Because now you know of all the bad ways to write and how horrible things can get. You try to type that first word but the advice of a hundred different opinions makes you unsure of which way to go. You reread your notes and burn all of the helpful quotes into your mind. Because heaven forbid if you forget any piece of advice. You shakily write a line then redline it repetitively until it is perfect. After two days, you have fifteen words.

 

It feels impossible. You know you have great ideas. You are clearly willing to do the work. You have researched everything you need. And it only stifles you. Maybe writing isn’t meant for you. Only perfect people can do it all. That is what you believe and what you worry about. But you couldn’t be more wrong.

 

The Answer

 

Endless rules and regulations only help you as a writer if you are a technical writer or teacher. Creative writing of any sort has so many different opinions on what is the best way to write because there is no best way. Writing is a difficult career and you won’t survive it if you don’t choose a story that interests you. Your writing style should be just as important. And if you don’t know what that is yet, try one that sounds good. Then try another. And another.

 

Practice is what will help you to understand which way is your way. And practice is also the answer as to how you will get better at sentence structure, plot, and character development.
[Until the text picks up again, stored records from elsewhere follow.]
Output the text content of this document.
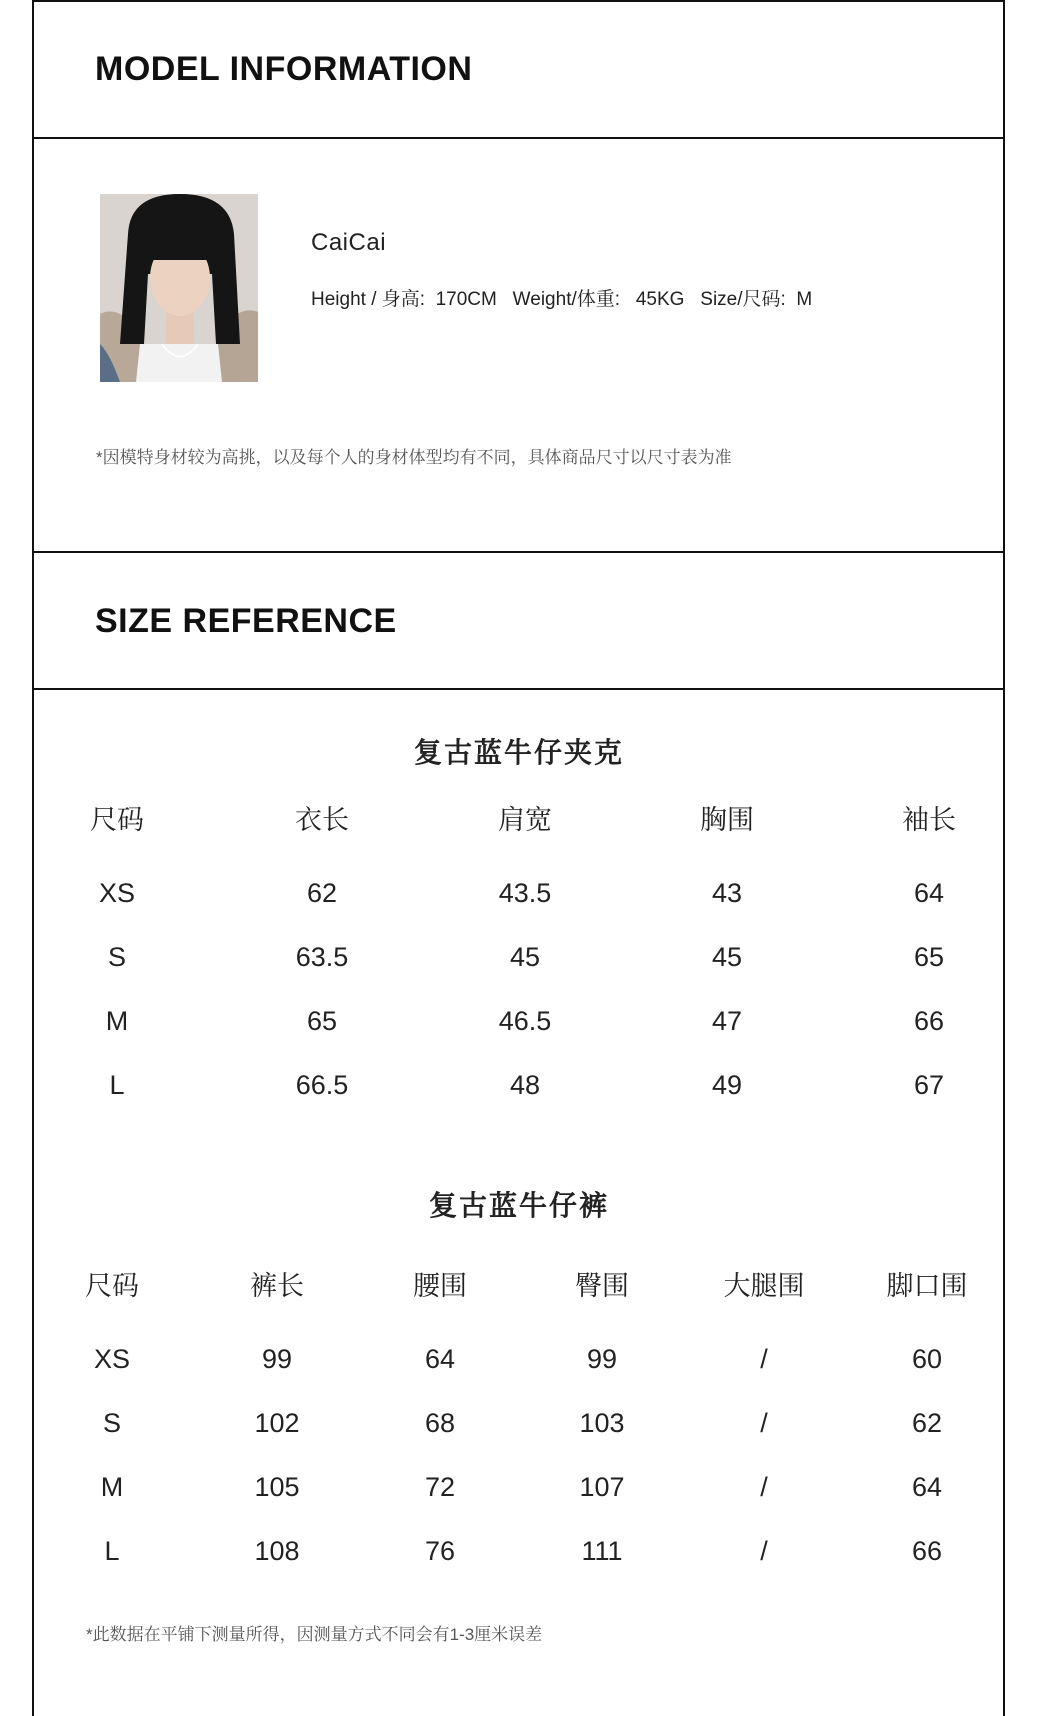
MODEL INFORMATION
CaiCai
Height / 身高:  170CM   Weight/体重:   45KG   Size/尺码:  M
*因模特身材较为高挑，以及每个人的身材体型均有不同，具体商品尺寸以尺寸表为准
SIZE REFERENCE
复古蓝牛仔夹克
尺码	衣长	肩宽	胸围	袖长
XS	62	43.5	43	64
S	63.5	45	45	65
M	65	46.5	47	66
L	66.5	48	49	67
复古蓝牛仔裤
尺码	裤长	腰围	臀围	大腿围	脚口围
XS	99	64	99	/	60
S	102	68	103	/	62
M	105	72	107	/	64
L	108	76	111	/	66
*此数据在平铺下测量所得，因测量方式不同会有1-3厘米误差
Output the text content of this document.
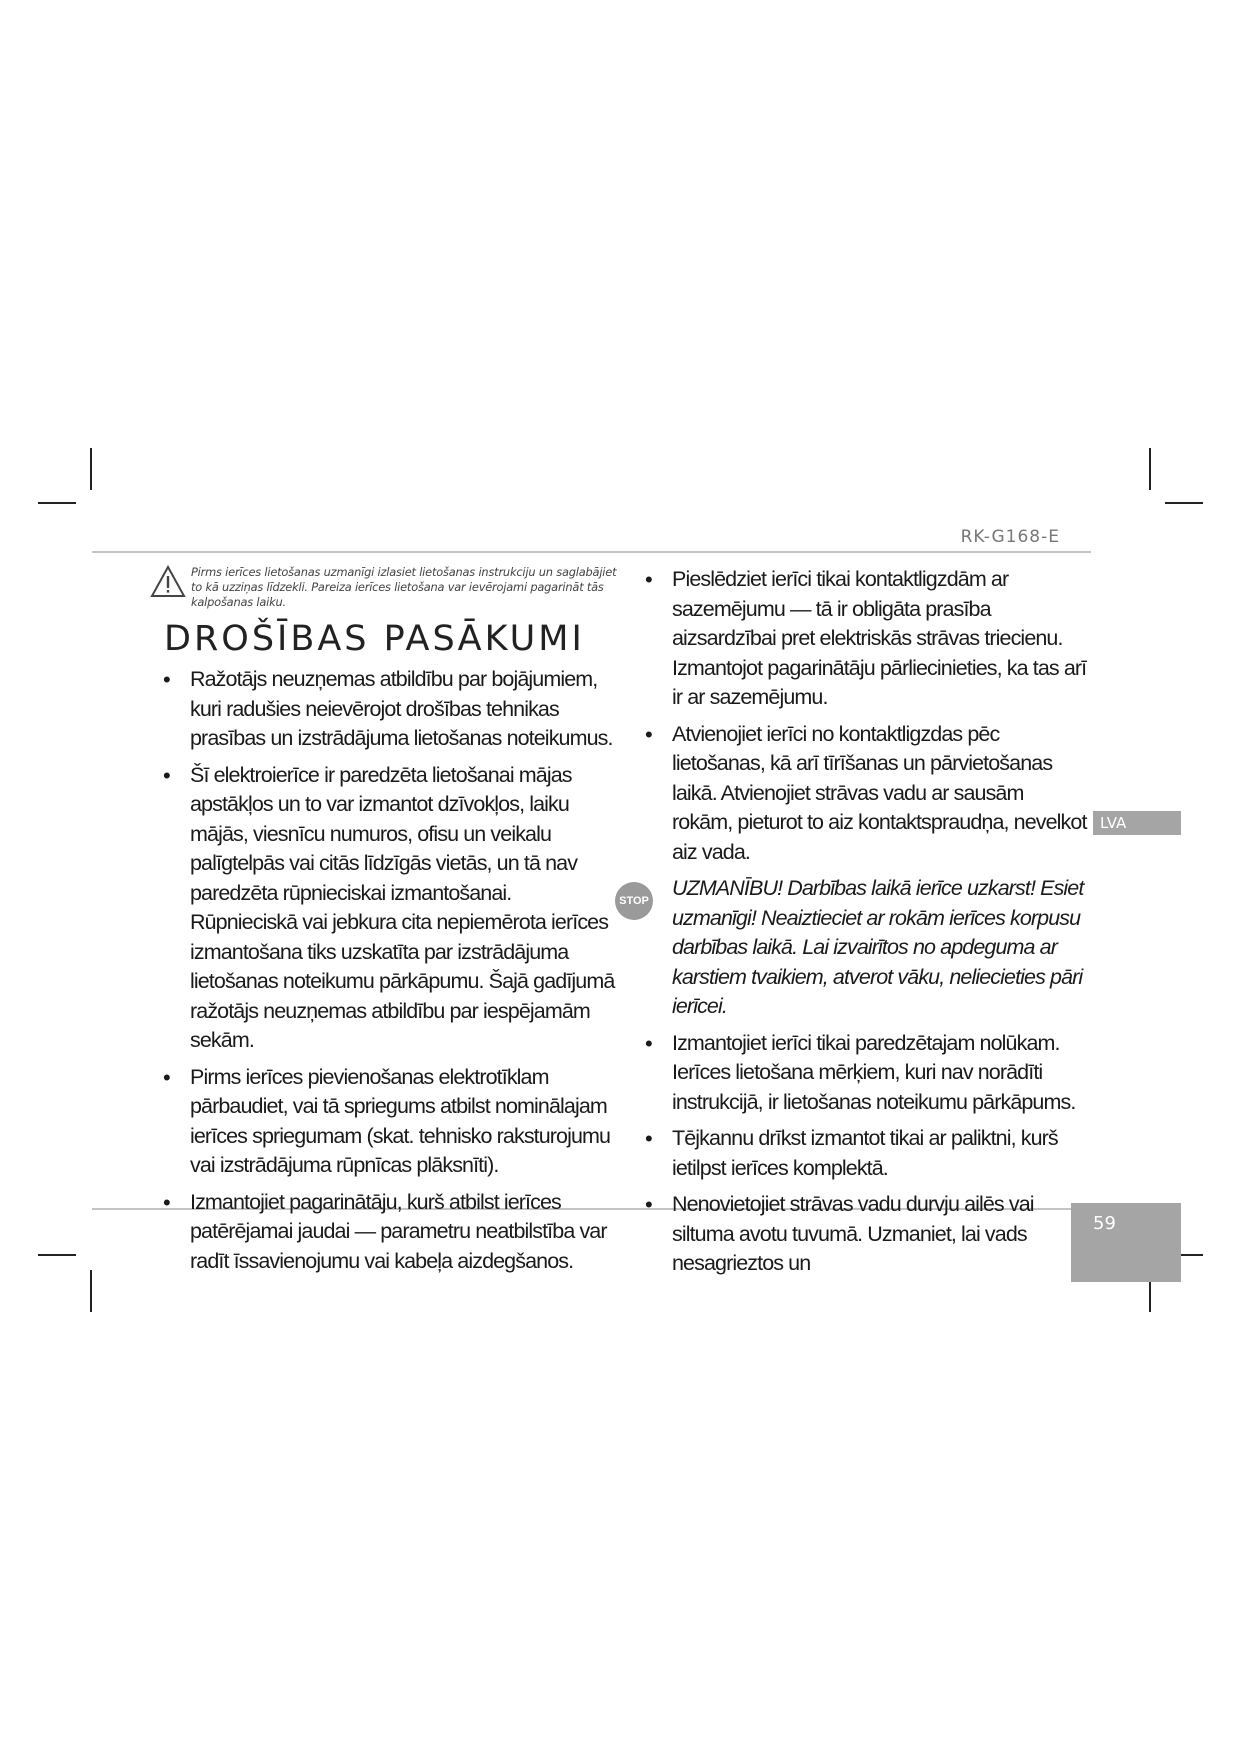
RK-G168-E
LVA
59
Pirms ierīces lietošanas uzmanīgi izlasiet lietošanas instrukciju un saglabājiet to kā uzziņas līdzekli. Pareiza ierīces lietošana var ievērojami pagarināt tās kalpošanas laiku.
DROŠĪBAS PASĀKUMI
• Ražotājs neuzņemas atbildību par bojājumiem, kuri radušies neievērojot drošības tehnikas prasības un izstrādājuma lietošanas noteikumus.
• Šī elektroierīce ir paredzēta lietošanai mājas apstākļos un to var izmantot dzīvokļos, laiku mājās, viesnīcu numuros, ofisu un veikalu palīgtelpās vai citās līdzīgās vietās, un tā nav paredzēta rūpnieciskai izmantošanai. Rūpnieciskā vai jebkura cita nepiemērota ierīces izmantošana tiks uzskatīta par izstrādājuma lietošanas noteikumu pārkāpumu. Šajā gadījumā ražotājs neuzņemas atbildību par iespējamām sekām.
• Pirms ierīces pievienošanas elektrotīklam pārbaudiet, vai tā spriegums atbilst nominālajam ierīces spriegumam (skat. tehnisko raksturojumu vai izstrādājuma rūpnīcas plāksnīti).
• Izmantojiet pagarinātāju, kurš atbilst ierīces patērējamai jaudai — parametru neatbilstība var radīt īssavienojumu vai kabeļa aizdegšanos.
• Pieslēdziet ierīci tikai kontaktligzdām ar sazemējumu — tā ir obligāta prasība aizsardzībai pret elektriskās strāvas triecienu. Izmantojot pagarinātāju pārliecinieties, ka tas arī ir ar sazemējumu.
• Atvienojiet ierīci no kontaktligzdas pēc lietošanas, kā arī tīrīšanas un pārvietošanas laikā. Atvienojiet strāvas vadu ar sausām rokām, pieturot to aiz kontaktspraudņa, nevelkot aiz vada.
STOP
UZMANĪBU! Darbības laikā ierīce uzkarst! Esiet uzmanīgi! Neaiztieciet ar rokām ierīces korpusu darbības laikā. Lai izvairītos no apdeguma ar karstiem tvaikiem, atverot vāku, neliecieties pāri ierīcei.
• Izmantojiet ierīci tikai paredzētajam nolūkam. Ierīces lietošana mērķiem, kuri nav norādīti instrukcijā, ir lietošanas noteikumu pārkāpums.
• Tējkannu drīkst izmantot tikai ar paliktni, kurš ietilpst ierīces komplektā.
• Nenovietojiet strāvas vadu durvju ailēs vai siltuma avotu tuvumā. Uzmaniet, lai vads nesagrieztos un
You do not have to create a masterpiece the very first time. Learning is helpful, but if you spend ninety percent of your time researching and only ten percent of it writing, you are a researcher, not a writer. It should be the other way around. Write, write, write, and then learn something new. Then put that new piece of advice into practice. Yes, this means that your later work will be better than your first, but that is to be expected. And you can always edit it later after getting better. But if you don’t get something down in the first place, you won’t be able to fix it.

 

Take the things you learn and practice them one at a time. When you are overwhelmed in general, break up your worries and deal with them individually. Encourage yourself by writing whatever and wherever you want. Start in the most interesting part of your story and continue from there. Only take advice if it feels right to you.

 

But what about that great golden idea? You don’t want to mess it up, so maybe you should work on something you are less interested in first to practice. Seems like a sound plan, but if you are not writing your best idea, you are not writing your best. Do not worry about ruining your grand stories, because there isn’t an author out there who hasn’t claimed that their second and third great golden ideas were even better than the first. Write what you really want to and trust that you will find another idea even better than the first later. People change, and ideally, with this method, get better.

 

So write. Practice. Relax. Enjoy yourself. Then write some more. You will get the hang of it. Anyone really can be a writer. All you have to do is write.